I've gone through the advanced options and tried to do some of them, but they're all blocked behind passwords...I've literally tried EVERY PASSWORD I OWN and cant get in......

I've had a LONG history of issues with this one windows 10 update when it manages to sneak it's way in, so I'm assuming/hoping I just need to find a way around that......maybe....hopefully..

Seriously, all I want is to get in once so I can back up all my writing onto my new usb.....I will be so devastated and heartbroken if I can't save all of it...I have an older version of those files saved on an old usb, but I don't have all my new stuff saved on a usb yet.....

Seriously, ANY help is appreciated cause I'm kinda desperate.


----------



## PeterOz (Dec 29, 2020)

Do you have any data you need to get off this computer? If yes then make a ubuntu bootable usb or dvd
https://ubuntu.com/tutorials/create-a-usb-stick-on-windows#1-overview *NO install needed

Or here is a Youtbe on how to make the usb*





Copy your data to an external drive or another computer/nas.

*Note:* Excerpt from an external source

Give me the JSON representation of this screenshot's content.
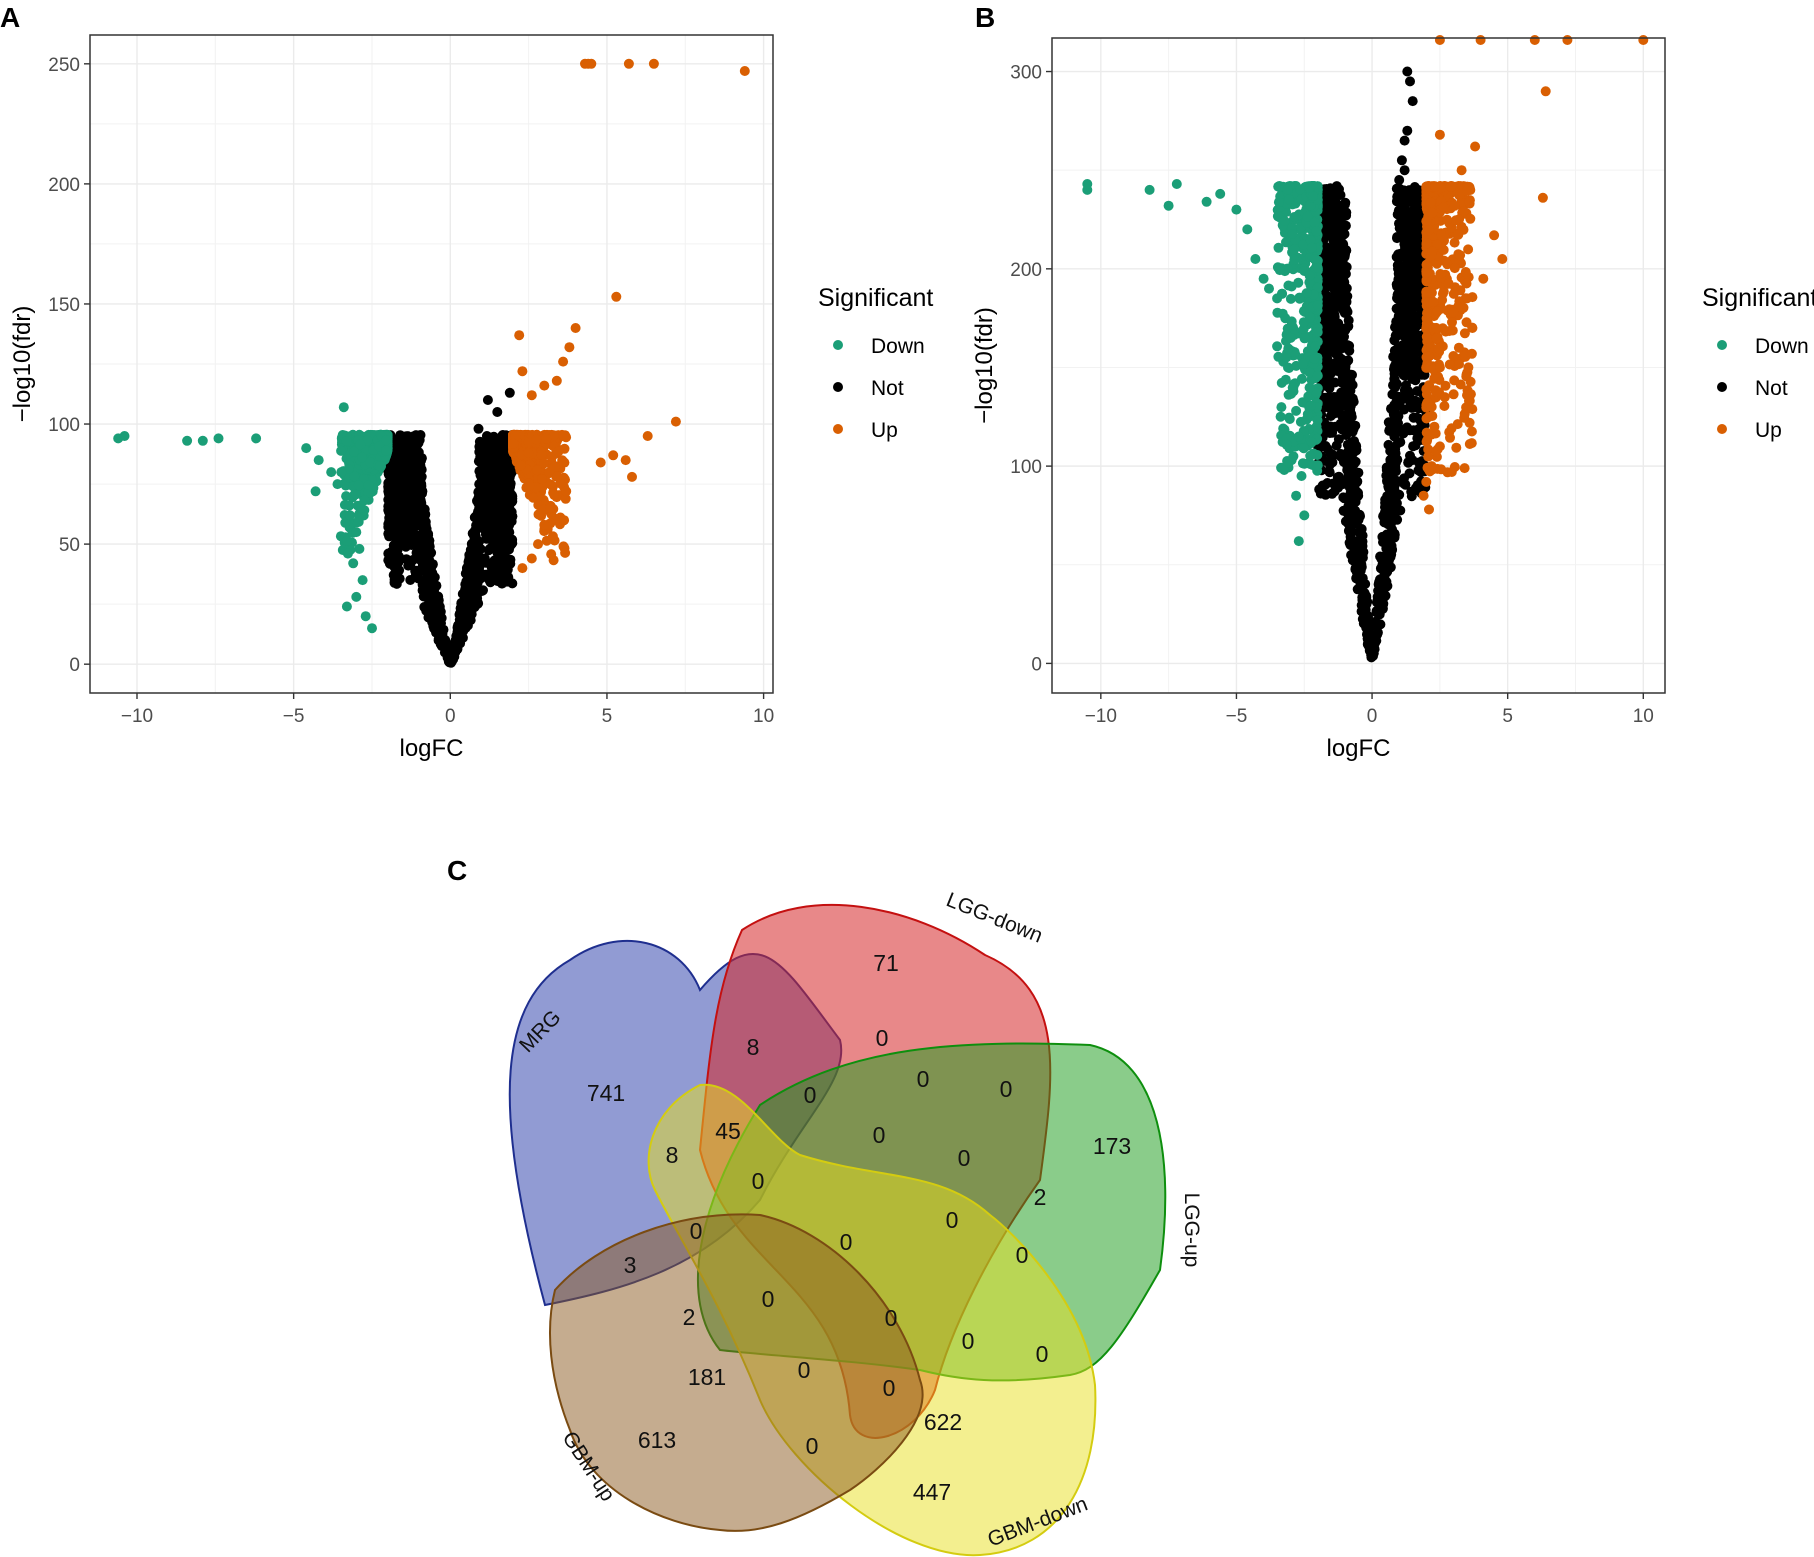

Insert the usb or cd/dvd and boot your system. You may have to change bios settings to boot from the usb or cd/dvd(every computer is different) We can help with this.

When the computer boots choose TRY UBUNTU and let the system boot.

When booted look on the left-hand side of the screen and click on *Files icon*









*Then click on Other Locations*









*Click on your drive for example Win 7










Click on Users Icon

Click on your name listed under users*

You should now see your data e.g Documents Pictures etc.

Copy your data to an external drive or another computer/nas.

When finished *Click on the shutdown icon in the top right-hand corner Click on Power Off*


----------



## blues_harp28 (Jan 9, 2005)

KenzieNoel431000
I have edited your first post - please remember this is a family friendly forum.


----------